This week we welcome Brian back from his trip to Ireland. After he fills us in on all the pubs and literary adventures (as well as a few Irish writers we should be reading), we hear progress updates from Ben and Jon. Then it’s on to Annie Proulx’s “Tits-up in a Ditch.”
- Annie Proulx’s “Tits-up in the Ditch,” online over at the New Yorker while the New Yorker archives are still available. It’s also in her third collection of Wyoming stories, Fine Just the Way It Is.
- If you’re ever in Dublin, check out the literary pub crawl. You’ll learn about Joyce and some other Irish writers (including a stop at the bar where Brendan Behan drank himself to death).
- For you youngsters out there, this is the Nintendo Power Glove.
- Brian picked up Kevin Barry’s Dark Lies the Island, Michael J. Farrell’s Life in the Universe and Maeve Brennan’s The Springs of Affection.
- And where did he pick those up? The Dingle Bookshop, The Gutter Bookshop, The Kenmare Bookshop, The Kinsale Bookshop, and The Winding Stair, among others.
- Shout out to Laura Donnelly! Congratulations on her first full-length book of poetry, Watershed, which is now available from Cider Press Review.
- Here’s a write-up of Laura’s book launch, held at Oswego’s independent bookshop, River’s End.
- Ben is enjoying Sarah Yaw’s You Are Free to Go, published by Engine Books.
Writers are a tough audience. As Jon says, “All I want is a book that’s perfect.” We want to read entertaining fiction written with passion, inspiration, intensity, and heart, in fresh sentences and about compelling characters. We wouldn’t mind writing one of those books, too… just as soon as the muse gets around to inspiring us. In the meantime, the guys discuss how Don DeLillo’s “Midnight in Dostoevsky” measures up against that standard.
- We’re going to milk the New Yorker archives just as long as they’re free. You’ll find Don DeLillo’s “Midnight in Dostoevsky” there.
- As summer wanes, the WITTScasters’ writing is going slowly. Jon is busy hustling The Whiskey Baron, Brian is selling one house, buying another, and taking a trip to Ireland, and Ben’s just slacking.
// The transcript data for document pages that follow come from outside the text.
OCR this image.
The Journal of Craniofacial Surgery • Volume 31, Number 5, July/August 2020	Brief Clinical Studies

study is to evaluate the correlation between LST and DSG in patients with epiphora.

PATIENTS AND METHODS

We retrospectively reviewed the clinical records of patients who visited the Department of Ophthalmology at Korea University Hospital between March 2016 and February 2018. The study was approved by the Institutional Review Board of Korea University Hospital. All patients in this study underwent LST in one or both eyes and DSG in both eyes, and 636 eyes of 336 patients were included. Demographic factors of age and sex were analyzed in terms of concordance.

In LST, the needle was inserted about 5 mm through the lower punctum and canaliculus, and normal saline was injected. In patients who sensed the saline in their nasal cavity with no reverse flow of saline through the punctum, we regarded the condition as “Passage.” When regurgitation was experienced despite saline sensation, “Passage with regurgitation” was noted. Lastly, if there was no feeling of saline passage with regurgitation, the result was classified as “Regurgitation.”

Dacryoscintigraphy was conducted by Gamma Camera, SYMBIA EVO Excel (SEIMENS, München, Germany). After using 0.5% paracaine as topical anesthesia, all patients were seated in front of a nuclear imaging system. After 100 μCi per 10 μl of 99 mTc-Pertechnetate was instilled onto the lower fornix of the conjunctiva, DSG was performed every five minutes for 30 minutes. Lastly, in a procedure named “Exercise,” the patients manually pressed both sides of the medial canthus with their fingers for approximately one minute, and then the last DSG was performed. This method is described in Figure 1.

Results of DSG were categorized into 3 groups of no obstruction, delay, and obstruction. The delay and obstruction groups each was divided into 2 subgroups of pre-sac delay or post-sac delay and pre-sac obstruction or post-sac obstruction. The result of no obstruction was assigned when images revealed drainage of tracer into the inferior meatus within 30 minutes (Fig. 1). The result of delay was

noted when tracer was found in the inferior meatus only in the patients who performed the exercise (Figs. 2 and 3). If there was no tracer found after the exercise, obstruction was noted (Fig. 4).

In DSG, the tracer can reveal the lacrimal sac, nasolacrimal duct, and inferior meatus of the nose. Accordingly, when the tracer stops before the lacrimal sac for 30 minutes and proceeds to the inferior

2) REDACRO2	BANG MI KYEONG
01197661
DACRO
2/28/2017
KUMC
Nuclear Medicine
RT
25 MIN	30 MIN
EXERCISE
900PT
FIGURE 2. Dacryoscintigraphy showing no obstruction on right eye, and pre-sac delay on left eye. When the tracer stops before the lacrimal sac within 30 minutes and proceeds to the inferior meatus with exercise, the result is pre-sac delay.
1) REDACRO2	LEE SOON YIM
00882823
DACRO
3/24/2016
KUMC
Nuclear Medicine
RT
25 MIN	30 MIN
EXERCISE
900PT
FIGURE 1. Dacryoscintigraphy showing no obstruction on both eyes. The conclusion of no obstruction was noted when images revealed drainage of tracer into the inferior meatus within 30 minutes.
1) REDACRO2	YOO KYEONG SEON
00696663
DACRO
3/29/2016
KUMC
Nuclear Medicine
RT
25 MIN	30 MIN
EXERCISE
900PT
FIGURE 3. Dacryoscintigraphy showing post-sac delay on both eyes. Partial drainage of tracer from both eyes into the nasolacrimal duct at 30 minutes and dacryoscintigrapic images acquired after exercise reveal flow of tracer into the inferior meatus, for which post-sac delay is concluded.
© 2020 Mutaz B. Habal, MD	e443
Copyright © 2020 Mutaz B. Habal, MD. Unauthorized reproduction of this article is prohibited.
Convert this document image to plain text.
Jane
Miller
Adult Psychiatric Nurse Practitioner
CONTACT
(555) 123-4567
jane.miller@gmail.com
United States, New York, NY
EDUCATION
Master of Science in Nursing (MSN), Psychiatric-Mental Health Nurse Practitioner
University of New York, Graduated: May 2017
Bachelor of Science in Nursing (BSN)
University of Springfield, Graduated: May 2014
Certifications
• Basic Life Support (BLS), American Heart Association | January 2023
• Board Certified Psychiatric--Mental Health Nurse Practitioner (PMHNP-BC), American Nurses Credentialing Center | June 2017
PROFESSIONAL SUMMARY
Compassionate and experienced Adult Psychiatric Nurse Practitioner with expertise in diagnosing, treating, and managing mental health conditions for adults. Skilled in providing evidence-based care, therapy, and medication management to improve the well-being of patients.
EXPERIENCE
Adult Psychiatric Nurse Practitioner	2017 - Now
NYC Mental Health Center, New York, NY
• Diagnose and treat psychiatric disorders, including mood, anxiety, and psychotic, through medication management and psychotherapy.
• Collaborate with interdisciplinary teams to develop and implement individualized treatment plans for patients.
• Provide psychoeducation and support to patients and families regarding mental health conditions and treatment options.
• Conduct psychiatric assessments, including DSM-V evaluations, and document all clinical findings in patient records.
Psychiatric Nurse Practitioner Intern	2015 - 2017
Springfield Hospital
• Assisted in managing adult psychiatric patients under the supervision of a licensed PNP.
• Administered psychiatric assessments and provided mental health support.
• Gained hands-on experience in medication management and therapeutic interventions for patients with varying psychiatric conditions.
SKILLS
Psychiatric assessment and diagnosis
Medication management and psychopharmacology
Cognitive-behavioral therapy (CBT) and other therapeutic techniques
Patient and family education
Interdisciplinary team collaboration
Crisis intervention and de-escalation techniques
- But there isn’t necessarily anything wrong with goofing off as a writer, if you ask Richard Ford.
- Maybe before Brian and his bride-to-be skip off to the emerald isle, he can find time to submit an entry to the NYC Midnight Flash Fiction Challenge.
- It didn’t meet Jon’s definition of “perfect,” but Still Life, the first book in Louise Penny’s Inspector Gamache series, wasn’t bad.
- The most satisfying book Jon has read recently is Jonathan Franzen’s The Twenty-Seventh City — imaginative, with ordinary-yet-compelling characters and tension built right into the syntax!
- If you’re looking to get started with DeLillo, why not start with Underworld, and if you’re gonna read Underworld, you’ll have to start with the amazing prologue, which was also published independently as the novella Pafko at the Wall. That might be as good as ol’ Don gets.
- As any middle-aged NBA fan will tell you, Ilgauskas is from Lithuania.
Remember the year 2000? It was more than just the start of the Willenium. It’s the year that James Wood’s now-canonical essay on “hysterical realism” was published. So dust off your AOL CDs and join the WITTScasters for a discussion of what gives characters life on the page and why an intricately connected plot might hurt your novel. Plus, Jon gets religion.
- As of today, you can read James Wood’s essay “Human, All Too Inhuman” for free at the New Republic. Tomorrow? No guarantees.
- Wood’s essay started out as a review of Zadie Smith’s White Teeth, along with a snapshot of other “hysterical realists” at the time, including David Foster Wallace, Thomas Pynchon, Salman Rushdie, and future WITTScast author Don DeLillo.
- Though not one to be above the fray, Wood can be equally critical of his own novels like The Book Against God.
- Laura Donnelly’s first poetry collection Watershed is available for pre-order at Cider Press Review! Early reviews are in, and they’re glowing.
- Brian may have cheated his home inspector out of a good story, but that business does not lack for juicy content.
- Syd Field has an opinion or two about how to write a screenplay.
- Ben’s been 80 pages into James Salter’s Light Years for light years.
- Jon not only read Henry James’ novel The Princess Casamassima, but he can pronounce the title, too.
- A convincing impossibility is always preferable to an unconvincing possibility.
- There’s no sign of James Wood on Twitter, though there’s arguably way too much of James Woods.
- Boyd Crowder is good, but he’s no Jon Sealy.
- Special end-credit shout-out to the Bible Way Apostolic Church Band!